La Caisse de dépôt et placement du Québec, qui est déjà un actionnaire important de Vidéotron, pilote un rachat de Vidéotron avec Québecor pour 4,9 milliards de dollars. La transaction confirme le prestige de Pierre-Karl Péladeau, fils du fondateur de Québecor, Pierre Péladeau, qui était décédé depuis 1997. Nous sommes alors en pleine bulle des dotcom et la valeur des entreprises de télécommunications est dopée par la montée en Bourse des entreprises Internet. Lorsque la bulle éclate, le rachat de Vidéotron par Québecor est dénoncé sur plusieurs tribunes. En 2003, la Caisse radiera d’ailleurs plus de 2 milliards de dollars de la valeur de son placement dans Vidéotron. Mais elle fera un profit appréciable en revendant ses actions au fil des ans, puis un dernier bloc de 17,6 millions d’actions à Québecor Média en 2018 pour 1,7 milliard de dollars.

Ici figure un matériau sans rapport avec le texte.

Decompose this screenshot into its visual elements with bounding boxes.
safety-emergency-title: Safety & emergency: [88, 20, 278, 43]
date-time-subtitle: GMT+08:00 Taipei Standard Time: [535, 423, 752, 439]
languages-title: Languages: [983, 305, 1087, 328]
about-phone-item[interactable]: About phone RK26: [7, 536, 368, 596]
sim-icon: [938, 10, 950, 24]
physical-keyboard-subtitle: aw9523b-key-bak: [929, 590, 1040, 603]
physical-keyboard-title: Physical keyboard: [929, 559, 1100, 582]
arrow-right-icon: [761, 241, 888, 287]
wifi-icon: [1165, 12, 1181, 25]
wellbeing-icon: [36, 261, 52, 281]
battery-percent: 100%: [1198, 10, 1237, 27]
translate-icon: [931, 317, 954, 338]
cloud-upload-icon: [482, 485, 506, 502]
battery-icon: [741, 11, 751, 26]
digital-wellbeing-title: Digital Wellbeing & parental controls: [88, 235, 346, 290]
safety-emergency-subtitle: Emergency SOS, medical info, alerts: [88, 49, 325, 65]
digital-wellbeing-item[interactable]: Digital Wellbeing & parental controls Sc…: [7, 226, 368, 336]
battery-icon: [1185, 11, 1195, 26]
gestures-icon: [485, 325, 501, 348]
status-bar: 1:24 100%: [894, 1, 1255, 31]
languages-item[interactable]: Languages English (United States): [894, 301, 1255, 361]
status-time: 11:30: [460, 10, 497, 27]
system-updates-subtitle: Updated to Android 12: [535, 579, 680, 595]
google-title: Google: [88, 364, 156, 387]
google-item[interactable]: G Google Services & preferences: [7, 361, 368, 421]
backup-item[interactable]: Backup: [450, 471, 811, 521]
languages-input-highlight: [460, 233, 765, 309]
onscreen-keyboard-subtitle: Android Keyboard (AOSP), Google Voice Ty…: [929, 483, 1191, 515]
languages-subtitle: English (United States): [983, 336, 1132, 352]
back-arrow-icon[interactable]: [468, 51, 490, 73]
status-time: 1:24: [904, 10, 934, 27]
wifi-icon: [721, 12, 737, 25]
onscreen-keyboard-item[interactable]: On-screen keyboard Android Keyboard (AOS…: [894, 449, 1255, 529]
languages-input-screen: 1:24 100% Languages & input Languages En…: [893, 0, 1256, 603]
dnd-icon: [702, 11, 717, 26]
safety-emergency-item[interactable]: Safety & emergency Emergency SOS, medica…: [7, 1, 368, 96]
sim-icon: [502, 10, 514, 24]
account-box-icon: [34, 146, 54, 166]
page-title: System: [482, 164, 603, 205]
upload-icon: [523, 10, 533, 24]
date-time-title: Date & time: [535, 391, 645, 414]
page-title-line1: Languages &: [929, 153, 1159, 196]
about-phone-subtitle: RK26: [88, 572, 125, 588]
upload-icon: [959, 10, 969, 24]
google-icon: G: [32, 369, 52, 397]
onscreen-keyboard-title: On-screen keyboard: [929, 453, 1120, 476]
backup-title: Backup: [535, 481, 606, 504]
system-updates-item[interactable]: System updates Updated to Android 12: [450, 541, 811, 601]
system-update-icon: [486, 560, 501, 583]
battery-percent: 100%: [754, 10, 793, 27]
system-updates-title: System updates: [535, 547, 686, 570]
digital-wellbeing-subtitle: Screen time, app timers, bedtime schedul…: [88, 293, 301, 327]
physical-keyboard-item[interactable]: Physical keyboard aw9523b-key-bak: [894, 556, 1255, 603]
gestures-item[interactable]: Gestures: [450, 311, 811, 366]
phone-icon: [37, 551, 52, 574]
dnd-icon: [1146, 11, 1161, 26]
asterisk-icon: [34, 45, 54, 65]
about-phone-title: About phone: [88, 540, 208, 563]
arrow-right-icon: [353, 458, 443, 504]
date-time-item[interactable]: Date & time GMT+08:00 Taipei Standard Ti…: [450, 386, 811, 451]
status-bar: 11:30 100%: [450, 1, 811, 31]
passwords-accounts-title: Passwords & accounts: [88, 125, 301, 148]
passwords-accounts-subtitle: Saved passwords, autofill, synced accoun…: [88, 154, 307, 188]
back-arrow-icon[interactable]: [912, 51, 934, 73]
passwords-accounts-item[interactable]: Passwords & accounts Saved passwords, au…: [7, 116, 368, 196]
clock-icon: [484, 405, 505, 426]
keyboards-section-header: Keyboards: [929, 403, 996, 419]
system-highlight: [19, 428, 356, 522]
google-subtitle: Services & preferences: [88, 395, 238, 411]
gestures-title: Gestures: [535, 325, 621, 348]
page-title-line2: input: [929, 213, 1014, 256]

Au moment de la vente de Vidéotron à Québecor, après 35 ans d’existence, l’entreprise avait un chiffre d’affaires voisinant le milliard de dollars et quelque 3 000 employés. C’était le deuxième câblodistributeur au pays.

Philanthrope

André Chagnon est alors milliardaire. Il verse rapidement 1,4 milliard de dollars dans une fondation philanthropique qui porte son nom et celui de son épouse Lucie, dédiée à la prévention de la pauvreté par la réussite éducative des jeunes Québécois. C’est la plus importante fondation familiale au pays.

Aujourd’hui, avec un capital de 2,3 milliards de dollars, la fondation est l’une des plus importantes en Amérique du Nord et contribue pour plus de 150 millions de dollars annuellement à plus de 170 initiatives.

En 2002, André Chagnon est intronisé au Temple de la renommée de l’entreprise canadienne et, l’année suivante, nommé Officier de l’Ordre national du Québec. Toujours en 2002, il est nommé Grand bâtisseur québécois des technologies de l’information et des communications par la Fédération de l’informatique du Québec. En 2004, il est nommé Grand montréalais par la Chambre de commerce du Montréal métropolitain. En 2015, il reçoit la Médaille d’honneur de l’Assemblée nationale. Il détenait des doctorats honoris causa des universités McGill, Concordia et Ottawa, ainsi que de HEC Montréal.